AR: First and foremost, we want to make sure that this Lakers campaign is as successful as possible. We started this in March, we put it on hold and now we’re back up and running. My sense is that we can get some positive reactions from this Lakers debit card. We’re also going to be doing, as I said, the financial literacy program, which launches in September with Brittney Castro, our financial expert, and we’ll have several Laker players, including Anthony Davis, Quinn Cook and Danny Green, as a part of it. We’ll be doing some community things with Color of Change, which supports our Black Lives Matter initiative, which is an important initiative for me.
Then, I’m going to be getting prepared for 2021. We are more than the Lakers. This is a very important first step in getting sports and entertainment fans aware of who were are. But we don’t want to lose the fact that we are an entertainment credit union overall. We will be doing more within the entertainment community, not just with the Lakers. With entertainment studios, with entertainment influencers—all those things will be coming into 2021. The Lakers was a first start—and a big start—but we’re going to pump it up in 2021 and become more entertainment focused.
CM: What are some trends that marketers should be paying attention to right now and in the coming year?

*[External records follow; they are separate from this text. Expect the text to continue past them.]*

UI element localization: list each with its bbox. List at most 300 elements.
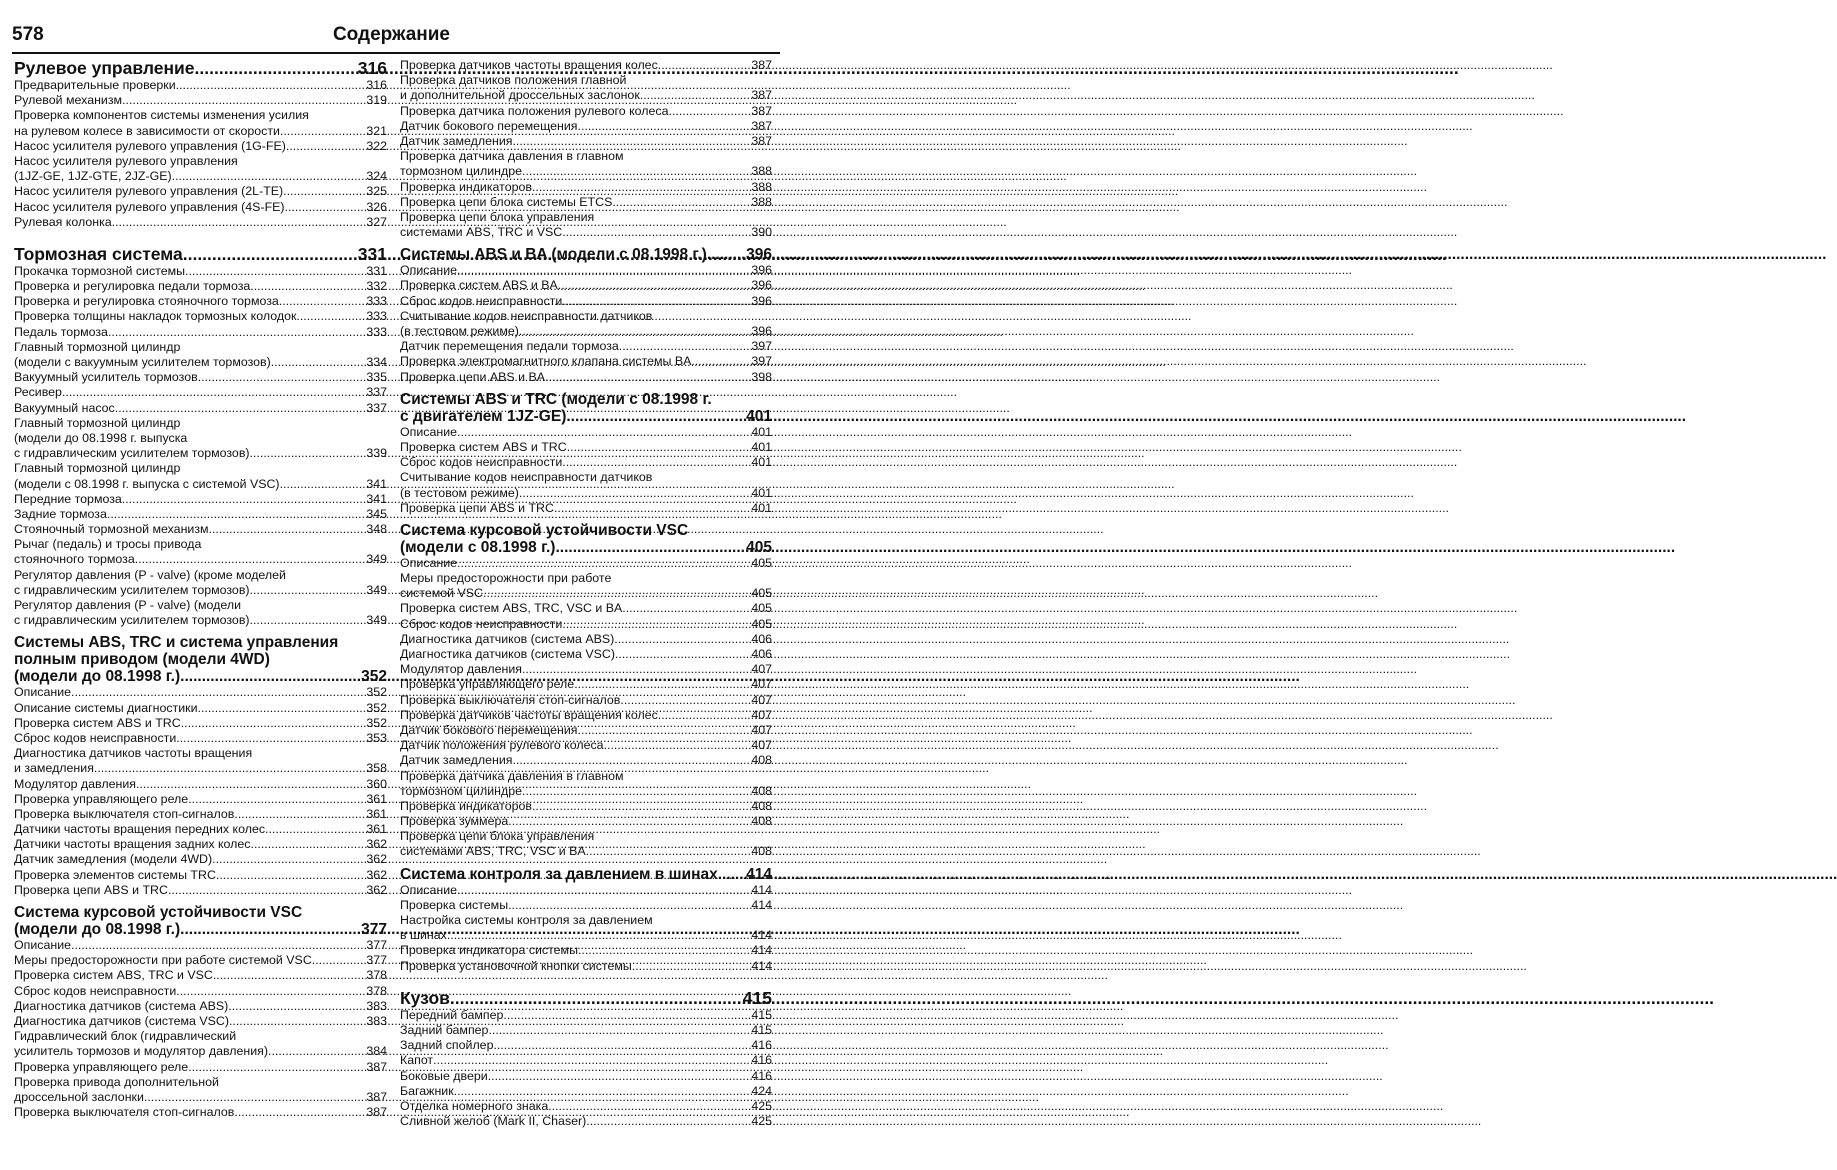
toc-page-number: 388 (751, 164, 772, 179)
dot-leader (198, 701, 366, 716)
toc-line-text: и дополнительной дроссельных заслонок (400, 88, 640, 103)
toc-entry (400, 455, 772, 470)
toc-line (400, 440, 772, 455)
toc-line-text: Считывание кодов неисправности датчиков (400, 470, 653, 485)
toc-line (400, 104, 772, 119)
toc-line-text: и замедления (14, 761, 94, 776)
toc-entry (14, 953, 387, 968)
toc-page-number: 345 (366, 506, 387, 521)
toc-entry (400, 814, 772, 829)
toc-line (400, 408, 772, 425)
toc-entry (400, 149, 772, 179)
dot-leader (212, 852, 365, 867)
toc-page-number: 362 (366, 837, 387, 852)
toc-line-text: Проверка цепи блока управления (400, 829, 595, 844)
toc-page-number: 414 (751, 943, 772, 958)
dot-leader (522, 784, 750, 799)
toc-page-number: 387 (366, 1089, 387, 1104)
section-heading (400, 866, 772, 883)
toc-entry (14, 777, 387, 792)
toc-line (14, 837, 387, 852)
toc-page-number: 331 (366, 263, 387, 278)
toc-page-number: 397 (751, 339, 772, 354)
toc-page-number: 383 (366, 1013, 387, 1028)
toc-line (14, 953, 387, 968)
dot-leader (612, 195, 750, 210)
toc-line (400, 647, 772, 662)
toc-line-text: Проверка цепи ABS и BA (400, 369, 545, 384)
toc-line-text: дроссельной заслонки (14, 1089, 144, 1104)
toc-line-text: Задний спойлер (400, 1038, 494, 1053)
toc-page-number: 407 (751, 677, 772, 692)
dot-leader (71, 685, 365, 700)
toc-page-number: 405 (751, 616, 772, 631)
dot-leader (519, 486, 750, 501)
toc-line-text: Проверка датчиков частоты вращения колес (400, 58, 658, 72)
toc-page-number: 334 (366, 355, 387, 369)
toc-line-text: Датчик замедления (400, 753, 513, 768)
toc-line-text: Описание системы диагностики (14, 700, 198, 715)
toc-line-text: Тормозная система (14, 243, 183, 264)
toc-entry (14, 938, 387, 953)
toc-line-text: Ресивер (14, 385, 62, 400)
toc-entry (14, 385, 387, 400)
toc-line-text: Система курсовой устойчивости VSC (400, 521, 689, 539)
toc-entry (400, 440, 772, 455)
toc-entry (400, 829, 772, 859)
toc-line-text: Рычаг (педаль) и тросы привода (14, 537, 202, 552)
dot-leader (280, 477, 366, 492)
toc-line-text: Датчики частоты вращения передних колес (14, 822, 266, 837)
toc-line-text: (модели с 08.1998 г. выпуска с системой VSC) (14, 476, 280, 491)
toc-line-text: стояночного тормоза (14, 552, 135, 567)
toc-line (400, 844, 772, 859)
dot-leader (271, 355, 366, 370)
toc-page-number: 378 (366, 983, 387, 998)
dot-leader (640, 88, 751, 103)
dot-leader (176, 78, 366, 93)
dot-leader (176, 731, 365, 746)
toc-line-text: Диагностика датчиков (система ABS) (400, 631, 615, 646)
toc-line (14, 552, 387, 567)
toc-entry (400, 339, 772, 354)
toc-line (14, 492, 387, 507)
toc-line-text: Считывание кодов неисправности датчиков (400, 308, 653, 323)
toc-page-number: 378 (366, 968, 387, 983)
dot-leader (691, 354, 750, 369)
toc-line (400, 58, 772, 73)
toc-entry (14, 537, 387, 567)
toc-entry (14, 184, 387, 199)
toc-line-text: Передние тормоза (14, 491, 122, 506)
toc-entry (400, 708, 772, 723)
toc-section (14, 904, 387, 1120)
toc-entry (14, 416, 387, 462)
dot-leader (181, 716, 366, 731)
toc-line-text: Кузов (400, 987, 450, 1008)
toc-entry (14, 746, 387, 776)
toc-entry (14, 78, 387, 93)
toc-line (400, 88, 772, 103)
section-heading (400, 522, 772, 556)
toc-line (14, 731, 387, 746)
dot-leader (136, 777, 365, 792)
toc-line-text: Проверка датчиков частоты вращения колес (400, 707, 658, 722)
dot-leader (586, 844, 751, 859)
toc-line (400, 425, 772, 440)
toc-line (14, 904, 387, 921)
toc-entry (14, 264, 387, 279)
dot-leader (578, 943, 750, 958)
dot-leader (188, 1060, 365, 1075)
toc-entry (14, 968, 387, 983)
toc-line-text: Датчик бокового перемещения (400, 722, 578, 737)
dot-leader (280, 124, 365, 139)
toc-line (14, 325, 387, 340)
toc-line (400, 370, 772, 385)
toc-entry (400, 58, 772, 73)
toc-line (400, 164, 772, 179)
toc-line (14, 1105, 387, 1120)
dot-leader (522, 662, 750, 677)
toc-line-text: Системы ABS и TRC (модели с 08.1998 г. (400, 390, 712, 408)
toc-line-text: Проверка компонентов системы изменения усилия (14, 108, 309, 123)
toc-entry (14, 108, 387, 138)
dot-leader (503, 1008, 750, 1023)
toc-page-number: 362 (366, 852, 387, 867)
toc-line-text: Диагностика датчиков (система VSC) (400, 647, 615, 661)
toc-entry (14, 868, 387, 883)
dot-leader (604, 738, 751, 753)
toc-line-text: Датчик бокового перемещения (400, 118, 578, 133)
toc-line (14, 309, 387, 324)
toc-line (14, 651, 387, 668)
toc-line-text: тормозном цилиндре (400, 164, 522, 179)
toc-page-number: 390 (751, 225, 772, 240)
dot-leader (488, 1023, 750, 1038)
dot-leader (532, 799, 750, 814)
toc-page-number: 333 (366, 309, 387, 324)
toc-line-text: на рулевом колесе в зависимости от скорости (14, 123, 280, 138)
toc-page-number: 425 (751, 1114, 772, 1129)
toc-line (400, 959, 772, 974)
toc-page-number: 401 (751, 500, 772, 515)
toc-page-number: 406 (751, 647, 772, 661)
toc-line-text: Датчик замедления (400, 133, 513, 148)
dot-leader (234, 1105, 365, 1120)
toc-page-number: 414 (746, 865, 772, 883)
toc-page-number: 332 (366, 279, 387, 294)
toc-line-text: Описание (14, 938, 72, 952)
toc-line (14, 522, 387, 537)
toc-page-number: 396 (751, 263, 772, 278)
toc-page-number: 387 (751, 118, 772, 133)
toc-line-text: Проверка систем ABS, TRC, VSC и BA (400, 601, 623, 616)
toc-line-text: Рулевой механизм (14, 93, 123, 108)
section-heading (14, 244, 387, 264)
toc-line (14, 78, 387, 93)
toc-line-text: Проверка датчиков положения главной (400, 73, 627, 88)
toc-line (400, 1023, 772, 1038)
toc-page-number: 327 (366, 214, 387, 229)
toc-line-text: Прокачка тормозной системы (14, 263, 186, 278)
toc-line (14, 385, 387, 400)
toc-line (400, 225, 772, 240)
dot-leader (574, 677, 750, 692)
toc-line (400, 1069, 772, 1084)
toc-entry (400, 617, 772, 632)
dot-leader (622, 601, 750, 616)
toc-line (400, 180, 772, 195)
dot-leader (286, 139, 365, 154)
toc-line (400, 632, 772, 647)
toc-page-number: 398 (751, 369, 772, 384)
toc-line (400, 556, 772, 571)
toc-page-number: 415 (751, 1007, 772, 1022)
toc-entry (14, 883, 387, 898)
section-heading (400, 391, 772, 425)
toc-entry (400, 354, 772, 369)
toc-line-text: Проверка зуммера (400, 814, 509, 829)
toc-line (400, 324, 772, 339)
toc-line (14, 139, 387, 154)
toc-line (14, 1044, 387, 1059)
toc-entry (400, 753, 772, 768)
toc-page-number: 396 (746, 246, 772, 264)
toc-line-text: Передний бампер (400, 1007, 504, 1022)
dot-leader (586, 1114, 750, 1129)
dot-leader (614, 632, 750, 647)
toc-line (14, 537, 387, 552)
toc-line (400, 294, 772, 309)
toc-line (400, 617, 772, 632)
toc-line-text: Описание (400, 263, 458, 278)
dot-leader (562, 455, 750, 470)
toc-line-text: Диагностика датчиков (система ABS) (14, 998, 229, 1013)
toc-page-number: 424 (751, 1083, 772, 1098)
toc-entry (400, 470, 772, 500)
dot-leader (172, 169, 366, 184)
toc-entry (14, 984, 387, 999)
toc-page-number: 352 (366, 715, 387, 730)
toc-entry (400, 195, 772, 210)
dot-leader (229, 1014, 365, 1029)
toc-line (14, 477, 387, 492)
toc-entry (400, 1053, 772, 1068)
toc-page-number: 408 (751, 753, 772, 768)
toc-section (14, 634, 387, 898)
dot-leader (519, 324, 750, 339)
dot-leader (619, 339, 751, 354)
toc-line-text: Сброс кодов неисправности (400, 616, 563, 631)
toc-page-number: 362 (366, 882, 387, 897)
toc-entry (14, 822, 387, 837)
toc-line (400, 455, 772, 470)
toc-line-text: (модели до 08.1998 г.) (14, 921, 181, 938)
toc-line (14, 868, 387, 883)
toc-line-text: Отделка номерного знака (400, 1098, 549, 1113)
toc-line-text: Проверка установочной кнопки системы (400, 958, 632, 973)
toc-line-text: с двигателем 1JZ-GE) (400, 407, 567, 425)
dot-leader (620, 693, 750, 708)
toc-line-text: Вакуумный усилитель тормозов (14, 370, 198, 385)
toc-line-text: Проверка привода дополнительной (14, 1074, 219, 1089)
toc-page-number: 416 (751, 1068, 772, 1083)
dot-leader (168, 883, 365, 898)
toc-line-text: Задний бампер (400, 1022, 489, 1037)
toc-entry (400, 738, 772, 753)
toc-entry (400, 370, 772, 385)
toc-line-text: Датчики частоты вращения задних колес (14, 837, 251, 852)
dot-leader (135, 552, 366, 567)
section-heading (400, 246, 772, 263)
toc-line (400, 391, 772, 408)
dot-leader (112, 215, 366, 230)
dot-leader (183, 244, 357, 264)
dot-leader (457, 556, 750, 571)
toc-line-text: Модулятор давления (400, 662, 522, 677)
dot-leader (457, 263, 750, 278)
toc-line-text: Рулевое управление (14, 58, 195, 78)
toc-entry (400, 723, 772, 738)
toc-line (14, 461, 387, 476)
toc-line-text: Проверка систем ABS и TRC (400, 439, 567, 454)
toc-entry (14, 93, 387, 108)
toc-page-number: 415 (751, 1022, 772, 1037)
toc-line (400, 708, 772, 723)
page-number: 578 (12, 24, 44, 45)
toc-page-number: 416 (751, 1053, 772, 1068)
toc-line-text: Описание (14, 685, 72, 700)
toc-line (14, 1060, 387, 1075)
dot-leader (213, 968, 365, 983)
toc-line (400, 501, 772, 516)
toc-entry (400, 278, 772, 293)
toc-line (14, 792, 387, 807)
toc-page-number: 401 (751, 439, 772, 454)
toc-entry (14, 522, 387, 537)
toc-entry (400, 294, 772, 309)
toc-line (14, 355, 387, 370)
toc-entry (400, 210, 772, 240)
toc-entry (14, 461, 387, 491)
toc-line-text: (модели с вакуумным усилителем тормозов) (14, 355, 271, 369)
toc-line-text: Проверка элементов системы TRC (14, 867, 216, 882)
dot-leader (658, 58, 751, 73)
toc-page-number: 401 (751, 424, 772, 439)
toc-line (400, 1114, 772, 1129)
toc-entry (400, 959, 772, 974)
toc-entry (400, 677, 772, 692)
toc-line (14, 716, 387, 731)
toc-line-text: Модулятор давления (14, 776, 136, 791)
dot-leader (567, 440, 751, 455)
toc-line (14, 124, 387, 139)
toc-page-number: 341 (366, 476, 387, 491)
dot-leader (512, 134, 750, 149)
toc-page-number: 387 (751, 133, 772, 148)
toc-line (14, 984, 387, 999)
toc-line-text: Сливной желоб (Mark II, Chaser) (400, 1114, 587, 1129)
toc-entry (400, 799, 772, 814)
dot-leader (555, 539, 745, 556)
toc-entry (400, 913, 772, 943)
toc-entry (14, 200, 387, 215)
toc-line-text: Задние тормоза (14, 506, 107, 521)
toc-entry (14, 792, 387, 807)
dot-leader (107, 507, 365, 522)
toc-page-number: 377 (361, 921, 387, 938)
toc-line (14, 370, 387, 385)
toc-line (400, 195, 772, 210)
dot-leader (578, 723, 751, 738)
dot-leader (250, 446, 366, 461)
toc-page-number: 383 (366, 998, 387, 1013)
toc-line (400, 988, 772, 1008)
toc-line-text: Проверка цепи ABS и TRC (14, 882, 168, 897)
toc-line (14, 446, 387, 461)
toc-line-text: Педаль тормоза (14, 324, 108, 339)
dot-leader (296, 309, 365, 324)
dot-leader (707, 246, 745, 263)
toc-page-number: 325 (366, 184, 387, 199)
toc-column-right (400, 58, 772, 1129)
toc-line-text: Системы ABS и BA (модели с 08.1998 г.) (400, 246, 707, 264)
toc-line-text: Датчик замедления (модели 4WD) (14, 852, 213, 867)
toc-line-text: Насос усилителя рулевого управления (2L-TE) (14, 184, 284, 199)
dot-leader (508, 898, 750, 913)
toc-line (400, 470, 772, 485)
toc-line-text: Меры предосторожности при работе системой VSC (14, 953, 312, 968)
toc-line (14, 401, 387, 416)
toc-line-text: Регулятор давления (P - valve) (кроме моделей (14, 567, 286, 582)
toc-line (14, 215, 387, 230)
toc-line-text: Проверка индикаторов (400, 179, 532, 194)
toc-line (14, 416, 387, 431)
toc-page-number: 407 (751, 692, 772, 707)
toc-line-text: Гидравлический блок (гидравлический (14, 1029, 237, 1044)
toc-line-text: Проверка датчика положения рулевого колеса (400, 103, 669, 118)
toc-entry (400, 119, 772, 134)
dot-leader (250, 583, 366, 598)
toc-page-number: 337 (366, 400, 387, 415)
dot-leader (250, 613, 366, 628)
dot-leader (632, 959, 751, 974)
toc-entry (14, 279, 387, 294)
dot-leader (188, 792, 365, 807)
toc-page-number: 348 (366, 522, 387, 537)
toc-line-text: системами ABS, TRC и VSC (400, 225, 563, 240)
toc-line-text: (в тестовом режиме) (400, 485, 519, 500)
toc-page-number: 362 (366, 867, 387, 882)
dot-leader (522, 164, 750, 179)
toc-line (400, 134, 772, 149)
toc-line (14, 668, 387, 685)
toc-entry (400, 263, 772, 278)
dot-leader (180, 668, 360, 685)
dot-leader (279, 294, 366, 309)
toc-entry (14, 1105, 387, 1120)
toc-page-number: 405 (751, 555, 772, 570)
toc-line (14, 701, 387, 716)
dot-leader (562, 617, 750, 632)
toc-line-text: Проверка и регулировка педали тормоза (14, 279, 251, 294)
toc-page-number: 387 (751, 58, 772, 72)
toc-entry (14, 1014, 387, 1029)
dot-leader (562, 294, 750, 309)
toc-line-text: Описание (400, 424, 458, 439)
toc-section (400, 391, 772, 516)
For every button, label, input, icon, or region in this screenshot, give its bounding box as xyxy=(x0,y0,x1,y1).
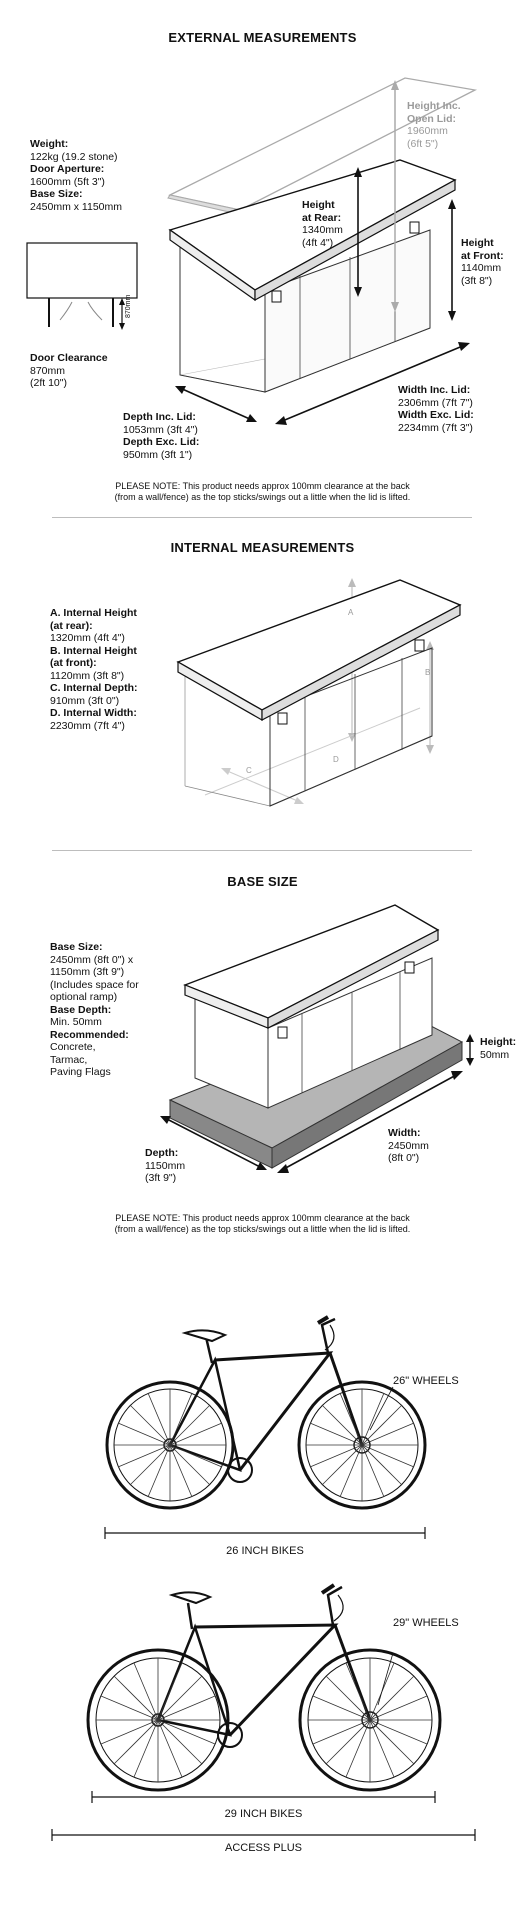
internal-a-label-1: A. Internal Height xyxy=(50,607,137,619)
internal-a-label-2: (at rear): xyxy=(50,619,93,632)
height-rear-block xyxy=(302,199,343,249)
marker-c: C xyxy=(246,766,252,775)
width-exc-lid-value: 2234mm (7ft 3") xyxy=(398,421,473,434)
marker-b: B xyxy=(425,668,431,677)
depth-inc-lid-value: 1053mm (3ft 4") xyxy=(123,423,198,436)
recommended-3: Paving Flags xyxy=(50,1066,111,1078)
base-depth-block xyxy=(145,1147,185,1185)
internal-title: INTERNAL MEASUREMENTS xyxy=(170,540,355,555)
recommended-1: Concrete, xyxy=(50,1041,96,1053)
base-title: BASE SIZE xyxy=(227,874,298,889)
height-front-block xyxy=(461,237,504,287)
depth-exc-lid-label: Depth Exc. Lid: xyxy=(123,436,200,448)
external-note-line-2: (from a wall/fence) as the top sticks/swings out a little when the lid is lifted. xyxy=(114,492,411,502)
bike-26-drawing xyxy=(0,1305,525,1505)
internal-c-value: 910mm (3ft 0") xyxy=(50,694,120,707)
section-divider xyxy=(52,517,472,518)
height-front-ft: (3ft 8") xyxy=(461,274,493,287)
recommended-2: Tarmac, xyxy=(50,1053,88,1066)
internal-b-label-1: B. Internal Height xyxy=(50,644,137,657)
height-rear-label-2: at Rear: xyxy=(302,211,342,224)
external-note xyxy=(0,481,525,503)
bike-29-drawing xyxy=(0,1565,525,1805)
internal-c-label: C. Internal Depth: xyxy=(50,682,138,694)
base-size-value: 2450mm x 1150mm xyxy=(30,200,123,213)
base-depth-mm: 1150mm xyxy=(145,1159,186,1172)
base-width-label: Width: xyxy=(388,1127,421,1139)
base-width-ft: (8ft 0") xyxy=(388,1152,420,1164)
base-size-spec-label: Base Size: xyxy=(50,941,103,953)
height-inc-lid-label-1: Height Inc. xyxy=(407,100,461,112)
base-specs xyxy=(50,941,139,1079)
internal-d-value: 2230mm (7ft 4") xyxy=(50,719,125,732)
door-clearance-block xyxy=(30,352,108,390)
marker-a: A xyxy=(348,608,354,617)
wheel-spokes-29 xyxy=(96,1658,432,1782)
base-height-block xyxy=(480,1036,516,1061)
height-inc-lid-block xyxy=(407,100,461,150)
base-size-line-4: optional ramp) xyxy=(50,991,118,1003)
height-rear-ft: (4ft 4") xyxy=(302,236,334,249)
base-size-line-1: 2450mm (8ft 0") x xyxy=(50,953,134,966)
height-front-label-2: at Front: xyxy=(461,249,504,262)
depth-block xyxy=(123,411,199,461)
width-block xyxy=(398,384,474,434)
base-width-mm: 2450mm xyxy=(388,1139,429,1152)
door-aperture-value: 1600mm (5ft 3") xyxy=(30,175,105,188)
wheels-29-label: 29" WHEELS xyxy=(393,1617,459,1629)
height-inc-lid-label-2: Open Lid: xyxy=(407,112,456,125)
base-depth-label: Base Depth: xyxy=(50,1003,112,1016)
base-note-line-2: (from a wall/fence) as the top sticks/swings out a little when the lid is lifted. xyxy=(114,1224,411,1234)
depth-exc-lid-value: 950mm (3ft 1") xyxy=(123,448,193,461)
weight-value: 122kg (19.2 stone) xyxy=(30,150,118,163)
internal-a-value: 1320mm (4ft 4") xyxy=(50,632,125,644)
depth-inc-lid-label: Depth Inc. Lid: xyxy=(123,411,196,423)
wheels-26-label: 26" WHEELS xyxy=(393,1375,459,1387)
door-clearance-label: Door Clearance xyxy=(30,352,108,364)
base-size-line-3: (Includes space for xyxy=(50,978,139,991)
height-inc-lid-ft: (6ft 5") xyxy=(407,137,439,150)
base-note-line-1: PLEASE NOTE: This product needs approx 100mm clearance at the back xyxy=(115,1213,410,1223)
base-depth-value: Min. 50mm xyxy=(50,1016,102,1028)
internal-b-label-2: (at front): xyxy=(50,657,97,669)
bikes-29-caption: 29 INCH BIKES xyxy=(224,1808,303,1820)
door-clearance-mm: 870mm xyxy=(30,364,66,377)
door-aperture-label: Door Aperture: xyxy=(30,163,105,175)
base-height-label: Height: xyxy=(480,1036,517,1048)
width-inc-lid-value: 2306mm (7ft 7") xyxy=(398,396,473,409)
bikes-26-caption: 26 INCH BIKES xyxy=(226,1545,304,1557)
base-size-line-2: 1150mm (3ft 9") xyxy=(50,966,125,978)
door-clearance-ft: (2ft 10") xyxy=(30,377,67,389)
recommended-label: Recommended: xyxy=(50,1028,129,1041)
marker-d: D xyxy=(333,755,339,764)
access-caption: ACCESS PLUS xyxy=(224,1842,303,1854)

AR: One of the things that I’ve learned as a CMO is to not only be worried about the external brand, but also the experience of a person that you are bringing into your brand. That is a very hot topic for me right now. I’m doing all this work to bring in new members, but as I look at the overall experience of that member, in terms of how did they come into the credit union, where did we take them, what type of product did we offer them, how are we communicating with them—it’s very important. I will tell you that in years past, we were much more focused on our external branding and making sure that we were getting people in the door. I think at this point it’s not good enough, because people have choices. [If we don’t give them] experiences, and new product offerings and advertising that speaks to their lifestyle, we will lose them just as fast as we got them. That would be where my mind is—not only looking at the external branding, but making sure that the overall experience for that person you’re bringing in the door is equally as great as how you brought them in the door.